This month, in Dragon magazine, Warlocks get another amazing article. No, really. Again. It definitely looks like someone at Wizards is badly in love with Warlocks. Of the tiefling variety. And is Lead Designer of the game, and thus allowed to do silly things, like using Charisma for Infernal Pact powers, and get away with it.
It's cool to be with the charismatic boys!
Yes, intrepid reader! The days where Star Pact Warlocks sat lonely as the one class build with weird stats have come to an end, as the Infernal Pact joins the club. Of course, the devil is in the details, because this time the designers have not forgotten to provide an alternate at-will for charismatic characters. This power, called Gift to Avernus, is a very nice clone of Eldritch Blast which features a shiny new mechanic from hell: taking damage to reroll an attack.
Let us take a close look at this mechanic, because it is shared by all the powers introduced in this article. The base idea is simple: when you miss, take damage and make a new attack roll. The question that most sensible Warlocks should be making by now is not 'why would I use a spell that hurts me', but 'how much damage, did you say?'. We're talking about practical people, after all.
The cost is equal to your level in HP. This is a real bargain at the very first level, but don't be fooled by that anomaly - it soon stabilizes into something closer to 10-15% of your total health. Depending on your tier, this may or may not be more than a round's worth of monster damage. That's quite a lot! This makes focusing on these powers a risky proposition, unless you are just not being attacked, or you somehow have a bunch of extra HP lying around. Enter Dark One's Blessing.
Isn't it an amazing coincidence that the infernal warlock's pact boon grans them exactly the temporary hit points they'd need to pay for a reroll with these powers? The existence of this feature drastically changes our evaluation of these powers, from something dangerous and probably not worthwhile, to a good outlet for the absurd amounts of THP you naturally gained, and usually wasted. If you ever feel that you won't have enough temporaries to consistently support this, just add Bloodied Boon...
With that out of the way, what do the powers look like? The at-will, in my opinion, is a very good proposition, leaving the reroll as an option, and granting full effect if you hit the second time. As for the encounter powers (one for each level), they are a bit trickier, since they actually force you to take the damage, and then only repeat the attack against a different enemy, and with reduced damage. Nevertheless, I think they are well worth the pain.
Reliability with damaging attacks is important for a striker, and most of these powers deal more than enough damage by themselves (in addition to granting extra chances for your curse damage). But it is probably even better when you are inflicting significant control effects. And we are also getting a good score in that regard! You have immobilizations, automatic self-attacks (triggering defender marks), enemies trapped in zones, sliding enemies in an area... most of them both interesting and strong. My personal favourite is a level 7 power called Pain to Pleasure, which heals you if you hit, then hurts you on a miss only to heal you again, if you hit the second time. Wicked!
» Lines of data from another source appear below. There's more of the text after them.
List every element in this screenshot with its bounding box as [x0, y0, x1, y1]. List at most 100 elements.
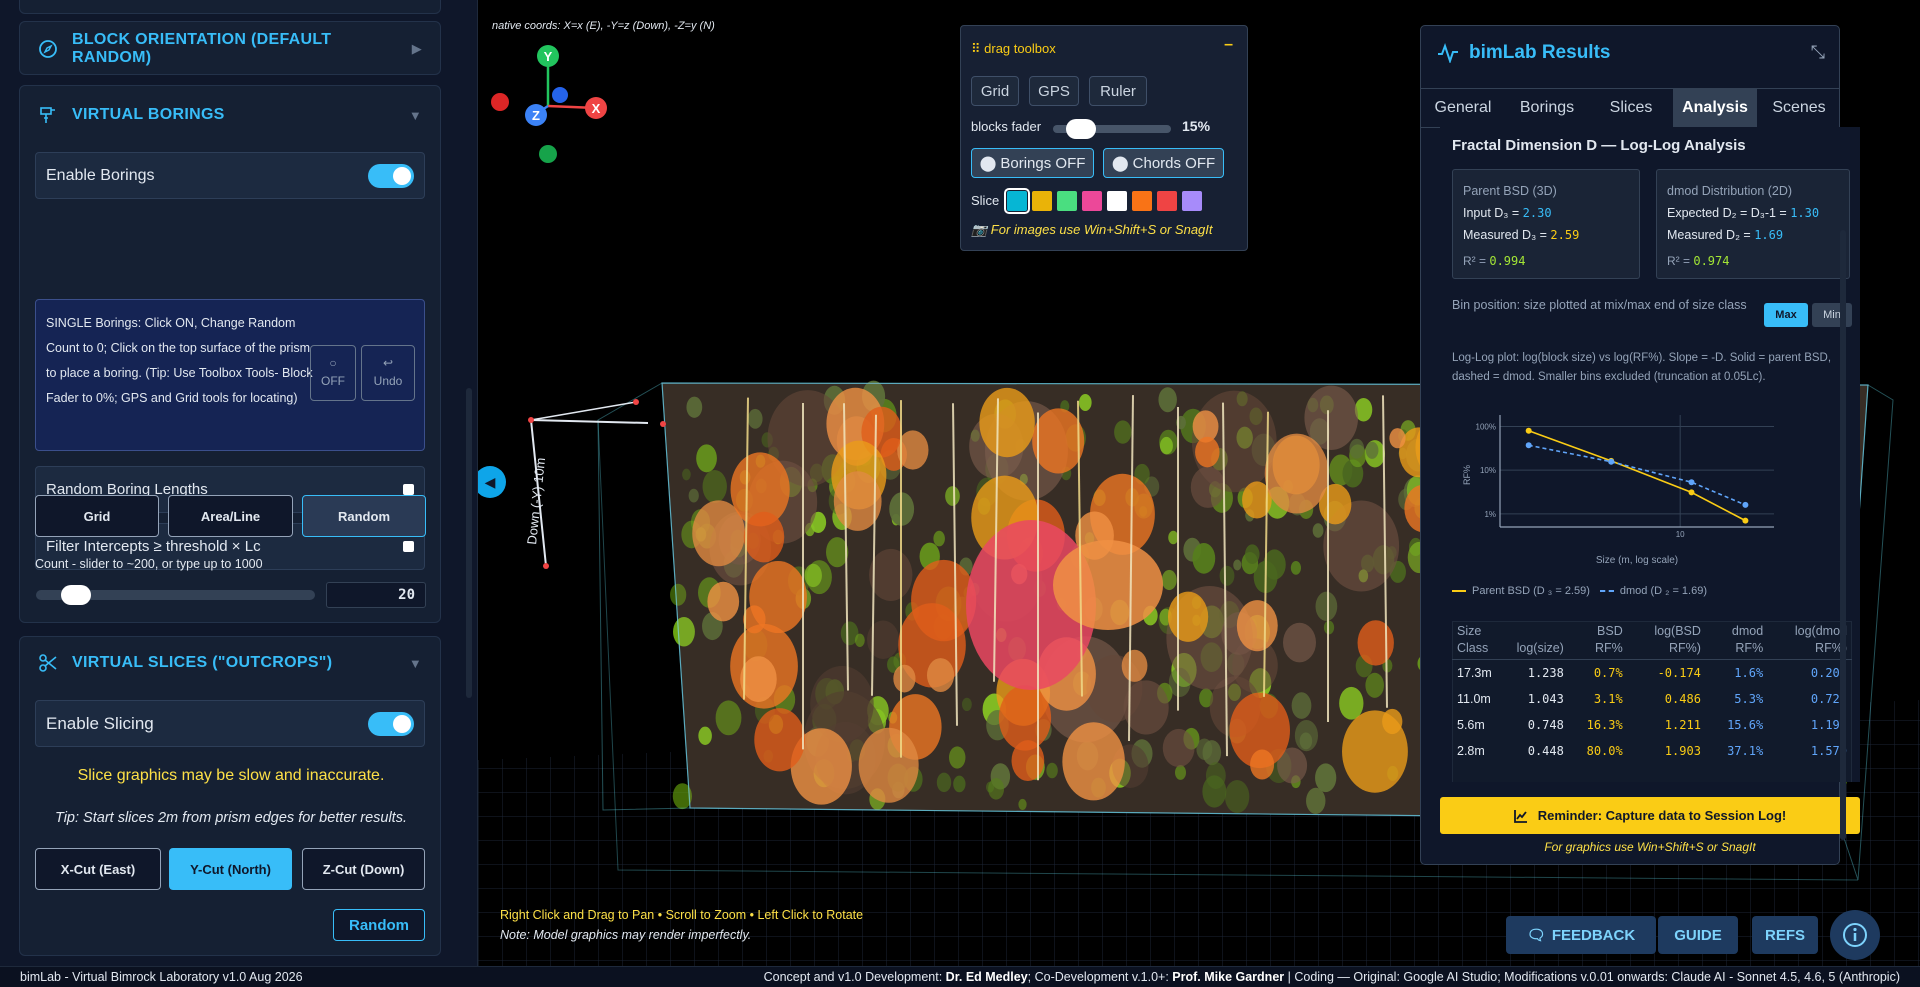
borings-off-button[interactable]: ○ OFF	[310, 345, 356, 401]
drag-toolbox[interactable]: ⠿ drag toolbox – Grid GPS Ruler blocks f…	[960, 25, 1248, 251]
count-input[interactable]: 20	[326, 582, 426, 608]
expected-d2-label: Expected D₂ = D₃-1 =	[1667, 206, 1791, 220]
minimize-panel-icon[interactable]: ⤡	[1811, 42, 1825, 63]
borings-off-text: Borings OFF	[1000, 154, 1086, 172]
bin-min-button[interactable]: Min	[1812, 303, 1852, 327]
slice-color-swatch[interactable]	[1082, 191, 1102, 211]
bin-position-note: Bin position: size plotted at mix/max en…	[1452, 298, 1747, 312]
slice-color-swatch[interactable]	[1132, 191, 1152, 211]
refs-button[interactable]: REFS	[1752, 916, 1818, 954]
random-boring-lengths-checkbox[interactable]	[403, 484, 414, 495]
footer-app-name: bimLab - Virtual Bimrock Laboratory v1.0…	[20, 970, 303, 984]
chevron-down-icon: ▼	[408, 107, 422, 123]
toolbox-title-text: drag toolbox	[984, 41, 1056, 56]
ruler-tool-button[interactable]: Ruler	[1089, 76, 1147, 106]
slice-color-swatch[interactable]	[1032, 191, 1052, 211]
r2-label: R² =	[1463, 254, 1490, 268]
table-header: log(BSD RF%)	[1627, 621, 1706, 660]
chords-off-toggle[interactable]: ⬤ Chords OFF	[1103, 148, 1224, 178]
scale-bar-label: Down (-Y) 10m	[524, 457, 548, 546]
x-cut-button[interactable]: X-Cut (East)	[35, 848, 161, 890]
arrow-left-icon: ◀	[484, 473, 496, 490]
analysis-table: Size Class log(size) BSD RF% log(BSD RF%) dm…	[1452, 621, 1852, 764]
graphics-capture-note: For graphics use Win+Shift+S or SnagIt	[1544, 840, 1756, 854]
enable-borings-toggle[interactable]	[368, 163, 414, 188]
guide-button[interactable]: GUIDE	[1658, 916, 1738, 954]
chevron-down-icon: ▼	[408, 655, 422, 671]
analysis-content: Fractal Dimension D — Log-Log Analysis P…	[1440, 127, 1860, 782]
dmod-title: dmod Distribution (2D)	[1667, 184, 1793, 198]
gps-tool-button[interactable]: GPS	[1029, 76, 1079, 106]
virtual-borings-header[interactable]: VIRTUAL BORINGS ▼	[20, 86, 440, 144]
table-cell: 0.7%	[1593, 665, 1623, 680]
drill-icon	[38, 105, 58, 125]
activity-icon	[1438, 43, 1458, 63]
toolbox-minimize-button[interactable]: –	[1224, 36, 1233, 54]
chart-y-tick: 1%	[1484, 510, 1496, 519]
table-cell: 0.486	[1664, 691, 1701, 706]
block-orientation-header[interactable]: BLOCK ORIENTATION (DEFAULT RANDOM) ▶	[20, 22, 440, 76]
tab-analysis[interactable]: Analysis	[1673, 89, 1757, 127]
tab-borings[interactable]: Borings	[1505, 89, 1589, 127]
navigation-help: Right Click and Drag to Pan • Scroll to …	[500, 908, 864, 922]
blocks-fader-track[interactable]	[1053, 119, 1171, 139]
slice-color-swatch[interactable]	[1057, 191, 1077, 211]
left-scrollbar[interactable]	[466, 388, 472, 698]
blocks-fader-value: 15%	[1182, 118, 1211, 134]
table-cell: 1.238	[1527, 665, 1564, 680]
table-cell: 3.1%	[1593, 691, 1623, 706]
mode-random-button[interactable]: Random	[302, 495, 426, 537]
filter-intercepts-checkbox[interactable]	[403, 541, 414, 552]
count-label: Count - slider to ~200, or type up to 10…	[35, 557, 263, 571]
legend-parent-label: Parent BSD (D ₃ = 2.59)	[1472, 585, 1590, 597]
analysis-heading: Fractal Dimension D — Log-Log Analysis	[1452, 137, 1746, 154]
borings-off-label: OFF	[321, 374, 345, 388]
chat-icon: 🗨	[1526, 927, 1546, 944]
tab-general[interactable]: General	[1421, 89, 1505, 127]
loglog-plot-note: Log-Log plot: log(block size) vs log(RF%…	[1452, 352, 1832, 383]
grid-tool-button[interactable]: Grid	[971, 76, 1019, 106]
block-orientation-section[interactable]: BLOCK ORIENTATION (DEFAULT RANDOM) ▶	[19, 21, 441, 75]
tab-scenes[interactable]: Scenes	[1757, 89, 1839, 127]
slice-color-swatch[interactable]	[1107, 191, 1127, 211]
virtual-slices-header[interactable]: VIRTUAL SLICES ("OUTCROPS") ▼	[20, 637, 440, 689]
info-button[interactable]	[1830, 910, 1880, 960]
table-cell: 37.1%	[1727, 743, 1764, 758]
mode-grid-button[interactable]: Grid	[35, 495, 159, 537]
r2-value: 0.994	[1489, 254, 1526, 268]
borings-off-toggle[interactable]: ⬤ Borings OFF	[971, 148, 1094, 178]
blocks-fader-label: blocks fader	[971, 119, 1042, 134]
slice-color-swatch[interactable]	[1157, 191, 1177, 211]
collapsed-section-above	[19, 0, 441, 14]
slice-random-button[interactable]: Random	[333, 909, 425, 941]
undo-button[interactable]: ↩ Undo	[361, 345, 415, 401]
slice-color-swatch[interactable]	[1004, 188, 1030, 214]
tab-slices[interactable]: Slices	[1589, 89, 1673, 127]
credit-codev: ; Co-Development v.1.0+:	[1027, 970, 1173, 984]
table-row: 11.0m 1.043 3.1% 0.486 5.3% 0.725	[1452, 686, 1852, 712]
session-log-reminder-button[interactable]: Reminder: Capture data to Session Log!	[1440, 797, 1860, 834]
bin-max-button[interactable]: Max	[1764, 303, 1808, 327]
slice-color-swatch[interactable]	[1182, 191, 1202, 211]
toolbox-images-note: 📷 For images use Win+Shift+S or SnagIt	[971, 222, 1213, 237]
mode-area-line-button[interactable]: Area/Line	[168, 495, 293, 537]
chart-icon	[1513, 809, 1527, 823]
chart-point	[1525, 442, 1532, 449]
input-d3-value: 2.30	[1522, 206, 1552, 220]
enable-slicing-toggle[interactable]	[368, 711, 414, 736]
chevron-right-icon: ▶	[411, 41, 422, 56]
count-slider-thumb[interactable]	[60, 585, 91, 605]
z-cut-button[interactable]: Z-Cut (Down)	[302, 848, 425, 890]
toolbox-title[interactable]: ⠿ drag toolbox	[971, 41, 1056, 57]
credit-gardner: Prof. Mike Gardner	[1172, 970, 1285, 984]
results-scrollbar[interactable]	[1840, 230, 1846, 840]
feedback-button[interactable]: 🗨 FEEDBACK	[1506, 916, 1656, 954]
y-cut-button[interactable]: Y-Cut (North)	[169, 848, 292, 890]
results-title: bimLab Results	[1437, 42, 1610, 64]
table-cell: 1.211	[1664, 717, 1701, 732]
credit-medley: Dr. Ed Medley	[945, 970, 1028, 984]
count-slider-track[interactable]	[36, 585, 315, 605]
blocks-fader-thumb[interactable]	[1066, 119, 1097, 139]
table-cell: -0.174	[1657, 665, 1701, 680]
table-row: 5.6m 0.748 16.3% 1.211 15.6% 1.195	[1452, 712, 1852, 738]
The power selection is barely enough to support a Charisma-based infernal warlock throughout his career, provided he takes generic or off-pact dailies (since they are not included). This doesn't allow for much variety, but since every power presented is quite decent, if not actively good, you should be able to pull it off. Also, many of the new options are tempting enough to expect a Fey or Dark warlock occasionally picking one. And the at-will should become an instant classic among charismatic human warlocks.
To round off the package, we are also given two flavorful and very potent magic items for warlocks. The Rod of Avernus allows for mass sliding of cursed enemies when you use your Pact Boon, an effect that already has me salivating (and has earned a quick spot in some of my friends' wishlists). As for the Armor of Dark Majesty, it confers a huge defensive bonus against cursed enemies, which honestly looks overpowered to me. We'll have to see if it survives the compilation errata.
Speaking of errata, there is one major bug in the article's mechanics that, well bugs me. Using damage type - changing weapons, you could potentially turn the HP cost of rerolling the new powers into resistable damage, most notably fire damage for tieflings with fire weapons, allowing you to essentially ignore the drawback. This really should be addressed. Apart from that, the article is quite a good read and very useful in play, so I can't help but recommend it.